Dry beans and rice, canned goods and a side of beef in the freezer. Just keep rotating, and hope the power stays on, or there will be a big bbq, with a barter system set up for a beef meal.
Get salt, you can dry the beef. I just use soy sauce, or smoke sauce, some just with salt and pepper and some with red or green chile powder. I rarely do beef just elk and deer. I even have a thingamajig that my son bought that squirts out ground meat for jerky.
You can also plant some of those dry beans. You can eat them green if you string them or raise them to maturity.
You can make jerky from ground meat? I have the grinder, sausage maker, but never figured out how to make jerky out of it. What kind of salt, and how much is recommended? It is also a good barter item, along with quality bar soap.
I don’t have recipes, I just judge it by my own standards and I use regular salt. We just experiment.
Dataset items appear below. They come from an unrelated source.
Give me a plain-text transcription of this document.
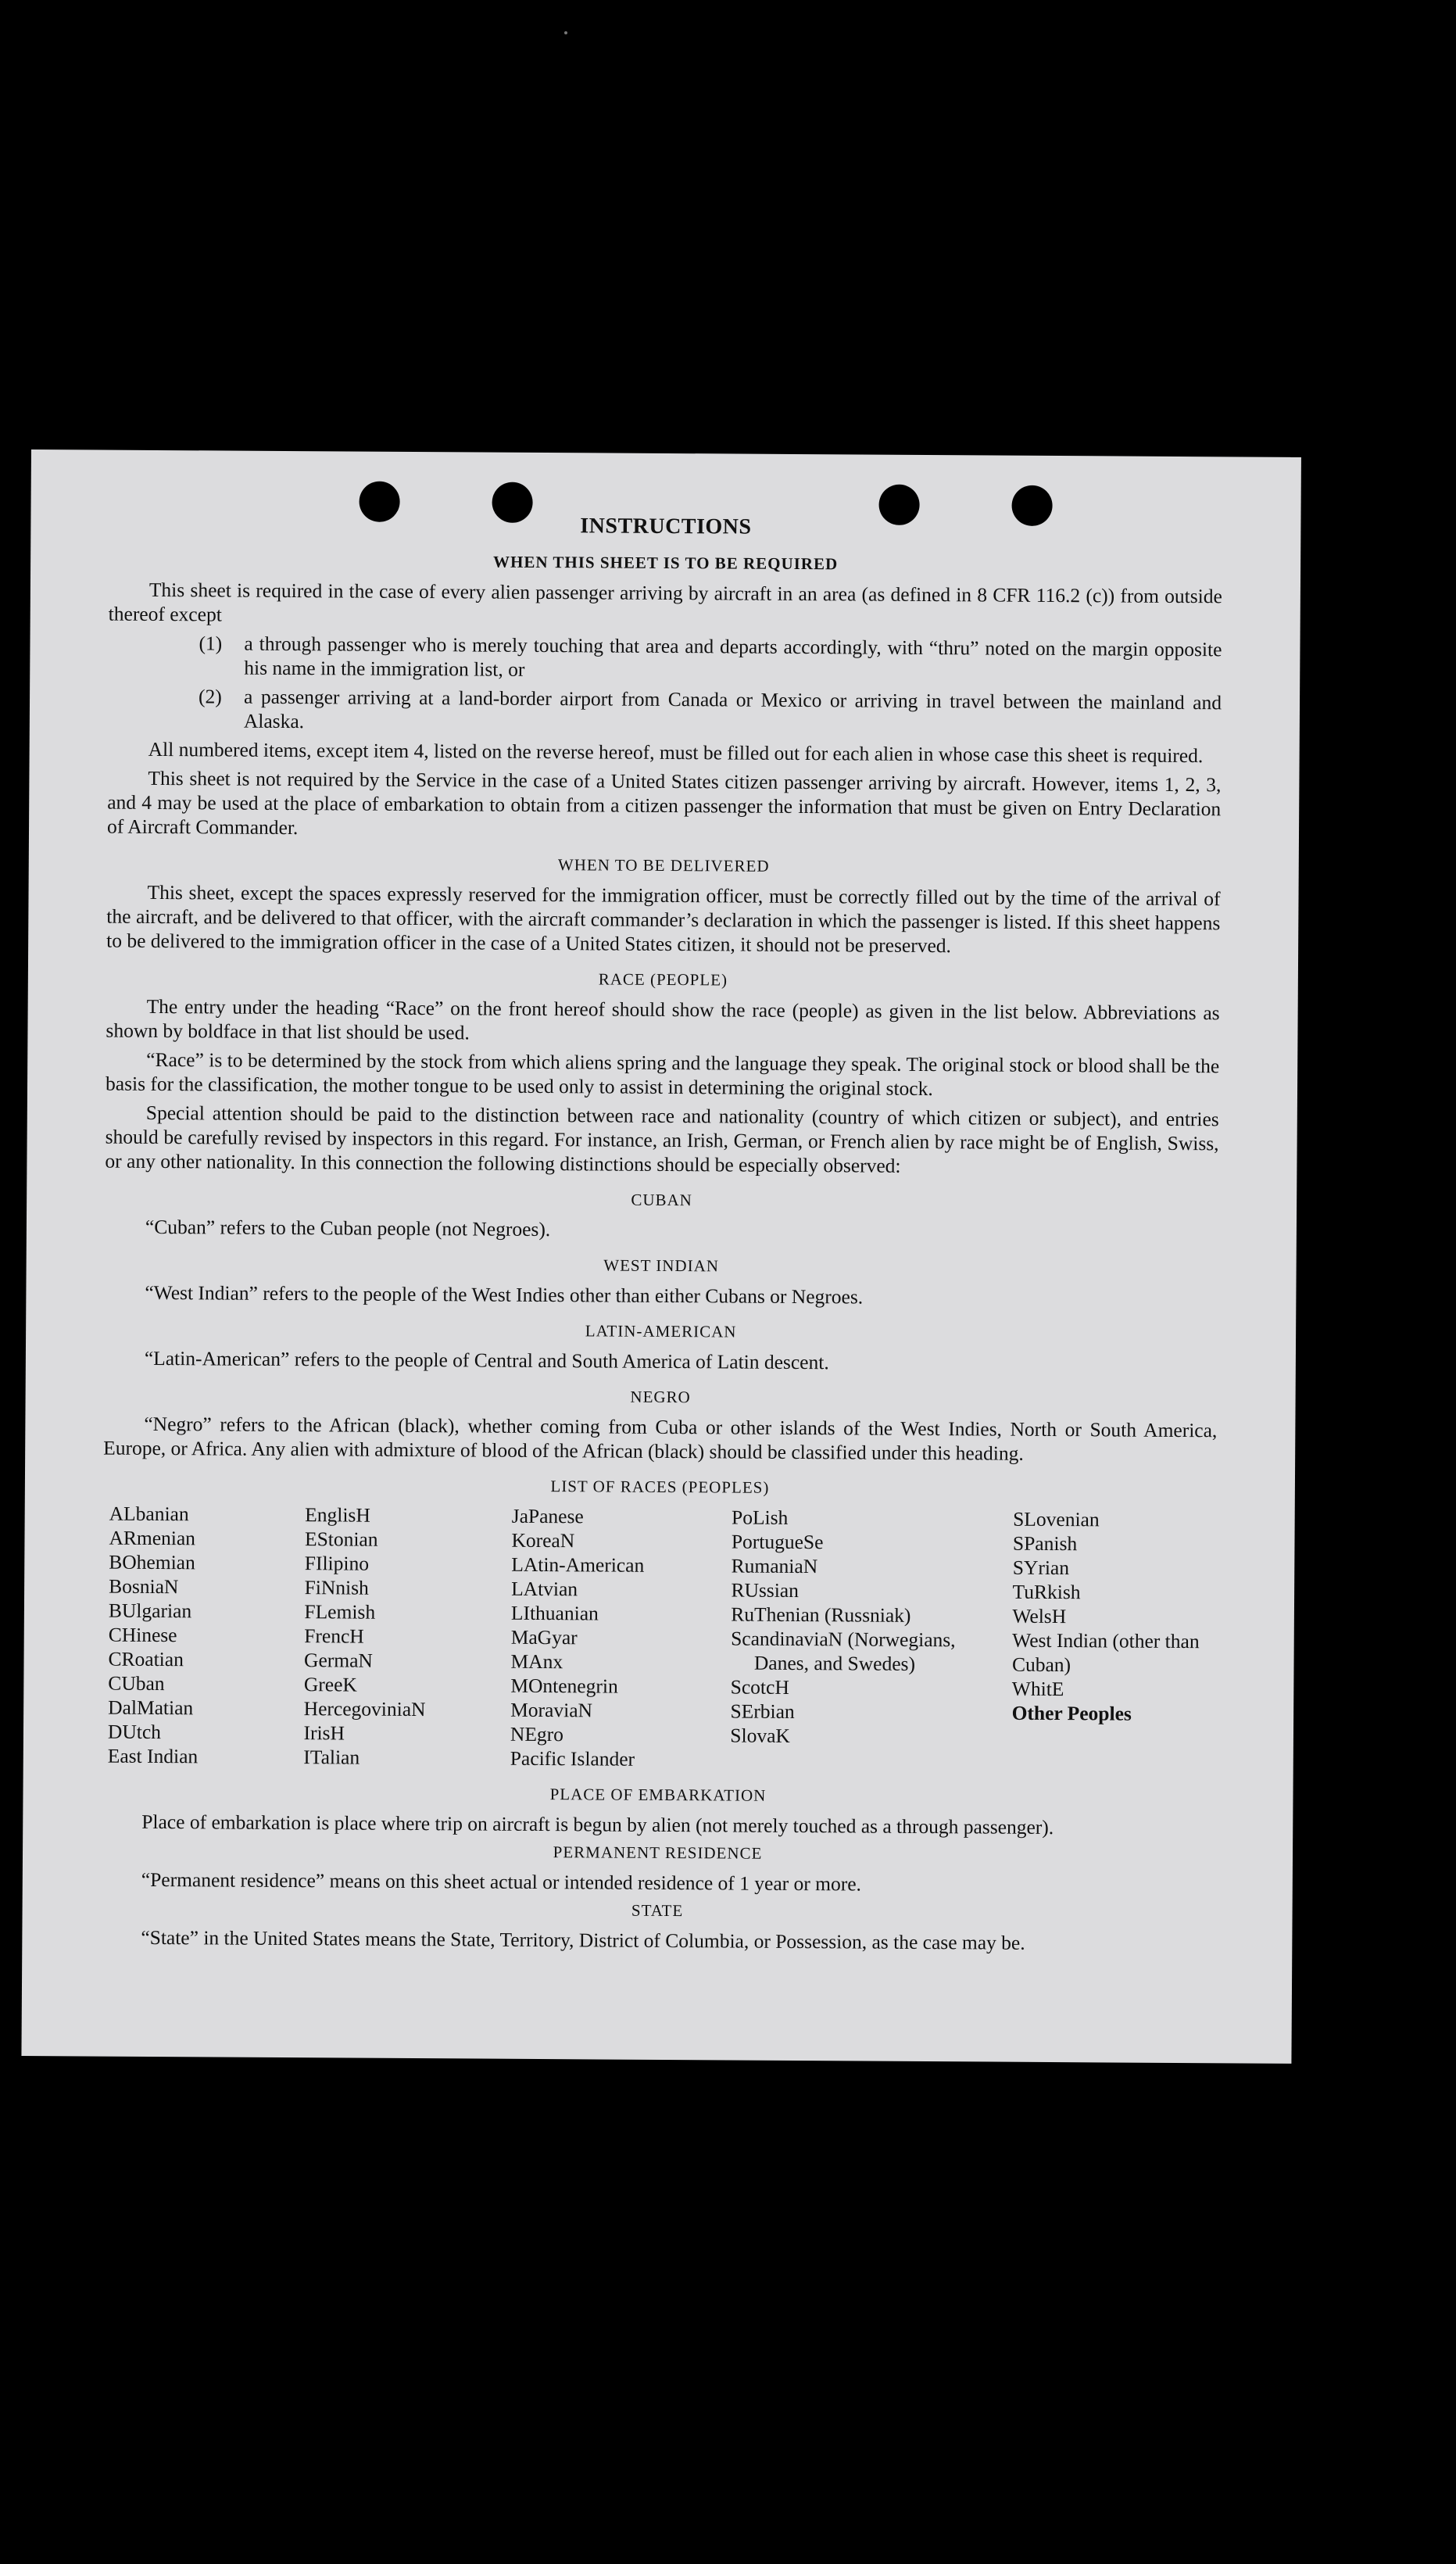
INSTRUCTIONS
WHEN THIS SHEET IS TO BE REQUIRED

This sheet is required in the case of every alien passenger arriving by aircraft in an area (as defined in 8 CFR 116.2 (c)) from outside thereof except

(1)	a through passenger who is merely touching that area and departs accordingly, with “thru” noted on the margin opposite his name in the immigration list, or
(2)	a passenger arriving at a land-border airport from Canada or Mexico or arriving in travel between the mainland and Alaska.

All numbered items, except item 4, listed on the reverse hereof, must be filled out for each alien in whose case this sheet is required.

This sheet is not required by the Service in the case of a United States citizen passenger arriving by aircraft. However, items 1, 2, 3, and 4 may be used at the place of embarkation to obtain from a citizen passenger the information that must be given on Entry Declaration of Aircraft Commander.

WHEN TO BE DELIVERED

This sheet, except the spaces expressly reserved for the immigration officer, must be correctly filled out by the time of the arrival of the aircraft, and be delivered to that officer, with the aircraft commander’s declaration in which the passenger is listed. If this sheet happens to be delivered to the immigration officer in the case of a United States citizen, it should not be preserved.

RACE (PEOPLE)

The entry under the heading “Race” on the front hereof should show the race (people) as given in the list below. Abbreviations as shown by boldface in that list should be used.

“Race” is to be determined by the stock from which aliens spring and the language they speak. The original stock or blood shall be the basis for the classification, the mother tongue to be used only to assist in determining the original stock.

Special attention should be paid to the distinction between race and nationality (country of which citizen or subject), and entries should be carefully revised by inspectors in this regard. For instance, an Irish, German, or French alien by race might be of English, Swiss, or any other nationality. In this connection the following distinctions should be especially observed:

CUBAN

“Cuban” refers to the Cuban people (not Negroes).

WEST INDIAN

“West Indian” refers to the people of the West Indies other than either Cubans or Negroes.

LATIN-AMERICAN

“Latin-American” refers to the people of Central and South America of Latin descent.

NEGRO

“Negro” refers to the African (black), whether coming from Cuba or other islands of the West Indies, North or South America, Europe, or Africa. Any alien with admixture of blood of the African (black) should be classified under this heading.

LIST OF RACES (PEOPLES)
ALbanian
ARmenian
BOhemian
BosniaN
BUlgarian
CHinese
CRoatian
CUban
DalMatian
DUtch
East Indian
EnglisH
EStonian
FIlipino
FiNnish
FLemish
FrencH
GermaN
GreeK
HercegoviniaN
IrisH
ITalian
JaPanese
KoreaN
LAtin-American
LAtvian
LIthuanian
MaGyar
MAnx
MOntenegrin
MoraviaN
NEgro
Pacific Islander
PoLish
PortugueSe
RumaniaN
RUssian
RuThenian (Russniak)
ScandinaviaN (Norwegians, Danes, and Swedes)
ScotcH
SErbian
SlovaK
SLovenian
SPanish
SYrian
TuRkish
WelsH
West Indian (other than Cuban)
WhitE
Other Peoples
PLACE OF EMBARKATION

Place of embarkation is place where trip on aircraft is begun by alien (not merely touched as a through passenger).

PERMANENT RESIDENCE

“Permanent residence” means on this sheet actual or intended residence of 1 year or more.

STATE

“State” in the United States means the State, Territory, District of Columbia, or Possession, as the case may be.
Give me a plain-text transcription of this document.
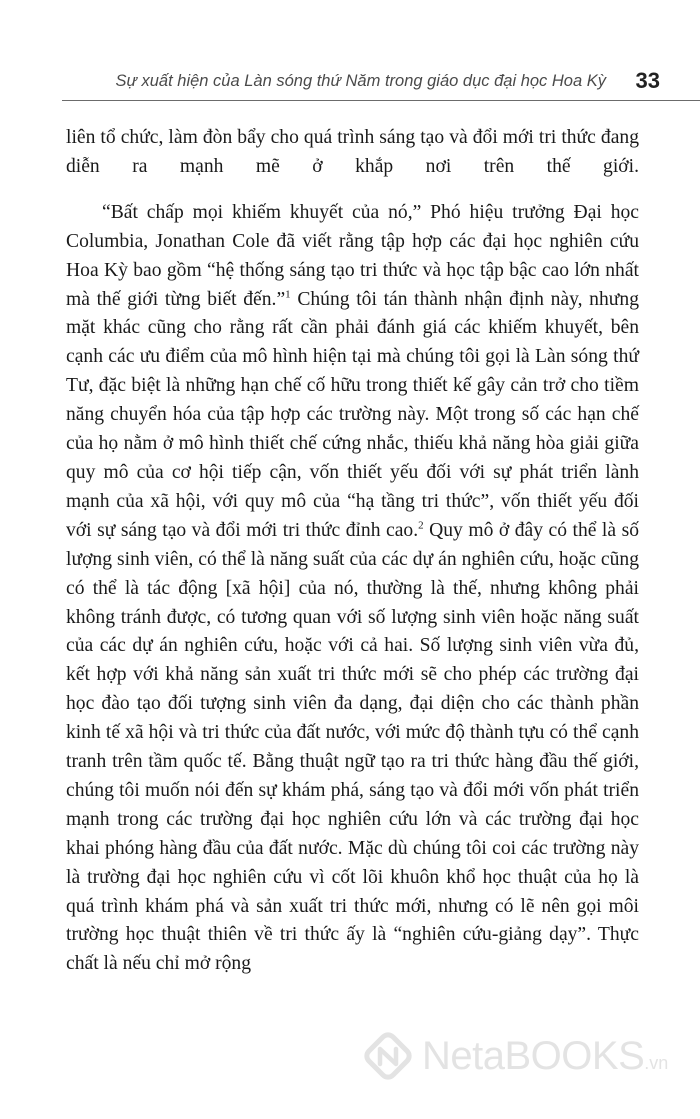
Sự xuất hiện của Làn sóng thứ Năm trong giáo dục đại học Hoa Kỳ 33

liên tổ chức, làm đòn bẩy cho quá trình sáng tạo và đổi mới tri thức đang diễn ra mạnh mẽ ở khắp nơi trên thế giới.

“Bất chấp mọi khiếm khuyết của nó,” Phó hiệu trưởng Đại học Columbia, Jonathan Cole đã viết rằng tập hợp các đại học nghiên cứu Hoa Kỳ bao gồm “hệ thống sáng tạo tri thức và học tập bậc cao lớn nhất mà thế giới từng biết đến.”$^1$ Chúng tôi tán thành nhận định này, nhưng mặt khác cũng cho rằng rất cần phải đánh giá các khiếm khuyết, bên cạnh các ưu điểm của mô hình hiện tại mà chúng tôi gọi là Làn sóng thứ Tư, đặc biệt là những hạn chế cố hữu trong thiết kế gây cản trở cho tiềm năng chuyển hóa của tập hợp các trường này. Một trong số các hạn chế của họ nằm ở mô hình thiết chế cứng nhắc, thiếu khả năng hòa giải giữa quy mô của cơ hội tiếp cận, vốn thiết yếu đối với sự phát triển lành mạnh của xã hội, với quy mô của “hạ tầng tri thức”, vốn thiết yếu đối với sự sáng tạo và đổi mới tri thức đỉnh cao.$^2$ Quy mô ở đây có thể là số lượng sinh viên, có thể là năng suất của các dự án nghiên cứu, hoặc cũng có thể là tác động [xã hội] của nó, thường là thế, nhưng không phải không tránh được, có tương quan với số lượng sinh viên hoặc năng suất của các dự án nghiên cứu, hoặc với cả hai. Số lượng sinh viên vừa đủ, kết hợp với khả năng sản xuất tri thức mới sẽ cho phép các trường đại học đào tạo đối tượng sinh viên đa dạng, đại diện cho các thành phần kinh tế xã hội và tri thức của đất nước, với mức độ thành tựu có thể cạnh tranh trên tầm quốc tế. Bằng thuật ngữ tạo ra tri thức hàng đầu thế giới, chúng tôi muốn nói đến sự khám phá, sáng tạo và đổi mới vốn phát triển mạnh trong các trường đại học nghiên cứu lớn và các trường đại học khai phóng hàng đầu của đất nước. Mặc dù chúng tôi coi các trường này là trường đại học nghiên cứu vì cốt lõi khuôn khổ học thuật của họ là quá trình khám phá và sản xuất tri thức mới, nhưng có lẽ nên gọi môi trường học thuật thiên về tri thức ấy là “nghiên cứu-giảng dạy”. Thực chất là nếu chỉ mở rộng

NetaBOOKS.vn
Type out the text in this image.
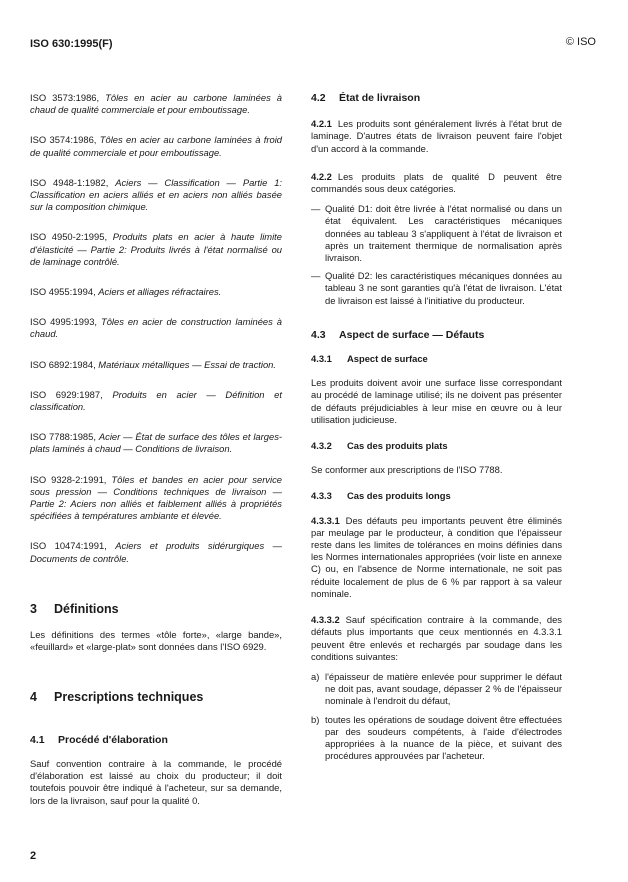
ISO 630:1995(F)	© ISO

ISO 3573:1986, Tôles en acier au carbone laminées à chaud de qualité commerciale et pour emboutissage.

ISO 3574:1986, Tôles en acier au carbone laminées à froid de qualité commerciale et pour emboutissage.

ISO 4948-1:1982, Aciers — Classification — Partie 1: Classification en aciers alliés et en aciers non alliés basée sur la composition chimique.

ISO 4950-2:1995, Produits plats en acier à haute limite d'élasticité — Partie 2: Produits livrés à l'état normalisé ou de laminage contrôlé.

ISO 4955:1994, Aciers et alliages réfractaires.

ISO 4995:1993, Tôles en acier de construction laminées à chaud.

ISO 6892:1984, Matériaux métalliques — Essai de traction.

ISO 6929:1987, Produits en acier — Définition et classification.

ISO 7788:1985, Acier — État de surface des tôles et larges-plats laminés à chaud — Conditions de livraison.

ISO 9328-2:1991, Tôles et bandes en acier pour service sous pression — Conditions techniques de livraison — Partie 2: Aciers non alliés et faiblement alliés à propriétés spécifiées à températures ambiante et élevée.

ISO 10474:1991, Aciers et produits sidérurgiques — Documents de contrôle.

3 Définitions

Les définitions des termes «tôle forte», «large bande», «feuillard» et «large-plat» sont données dans l'ISO 6929.

4 Prescriptions techniques

4.1 Procédé d'élaboration

Sauf convention contraire à la commande, le procédé d'élaboration est laissé au choix du producteur; il doit toutefois pouvoir être indiqué à l'acheteur, sur sa demande, lors de la livraison, sauf pour la qualité 0.

4.2 État de livraison

4.2.1 Les produits sont généralement livrés à l'état brut de laminage. D'autres états de livraison peuvent faire l'objet d'un accord à la commande.

4.2.2 Les produits plats de qualité D peuvent être commandés sous deux catégories.

— Qualité D1: doit être livrée à l'état normalisé ou dans un état équivalent. Les caractéristiques mécaniques données au tableau 3 s'appliquent à l'état de livraison et après un traitement thermique de normalisation après livraison.
— Qualité D2: les caractéristiques mécaniques données au tableau 3 ne sont garanties qu'à l'état de livraison. L'état de livraison est laissé à l'initiative du producteur.

4.3 Aspect de surface — Défauts

4.3.1 Aspect de surface

Les produits doivent avoir une surface lisse correspondant au procédé de laminage utilisé; ils ne doivent pas présenter de défauts préjudiciables à leur mise en œuvre ou à leur utilisation judicieuse.

4.3.2 Cas des produits plats

Se conformer aux prescriptions de l'ISO 7788.

4.3.3 Cas des produits longs

4.3.3.1 Des défauts peu importants peuvent être éliminés par meulage par le producteur, à condition que l'épaisseur reste dans les limites de tolérances en moins définies dans les Normes internationales appropriées (voir liste en annexe C) ou, en l'absence de Norme internationale, ne soit pas réduite localement de plus de 6 % par rapport à sa valeur nominale.

4.3.3.2 Sauf spécification contraire à la commande, des défauts plus importants que ceux mentionnés en 4.3.3.1 peuvent être enlevés et rechargés par soudage dans les conditions suivantes:

a) l'épaisseur de matière enlevée pour supprimer le défaut ne doit pas, avant soudage, dépasser 2 % de l'épaisseur nominale à l'endroit du défaut,
b) toutes les opérations de soudage doivent être effectuées par des soudeurs compétents, à l'aide d'électrodes appropriées à la nuance de la pièce, et suivant des procédures approuvées par l'acheteur.
2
The thing that does the ground meat is like a big syringe with different shaped ends and I think he got it from one of the large sportsmen’s stores.
Now that’s scary. I don’t buy the hybrids cause you can’t take the seeds from the veggie, like tomato and such and grow another plant. Wouldn’t that be kinda the same thing though? I mean if they get a diseases and there is a mass whip out of hybrid veggie plants, that’s it.
Ok, but, I can save the seeds of a heirloom plant and replant later. Like you said about hybrids could you save the seeds and replant and get anything? And even if you could, would you get something the next year, or the next? Probably not. With heirlooms you can save the seeds and replant for decades. At least my grandmother did.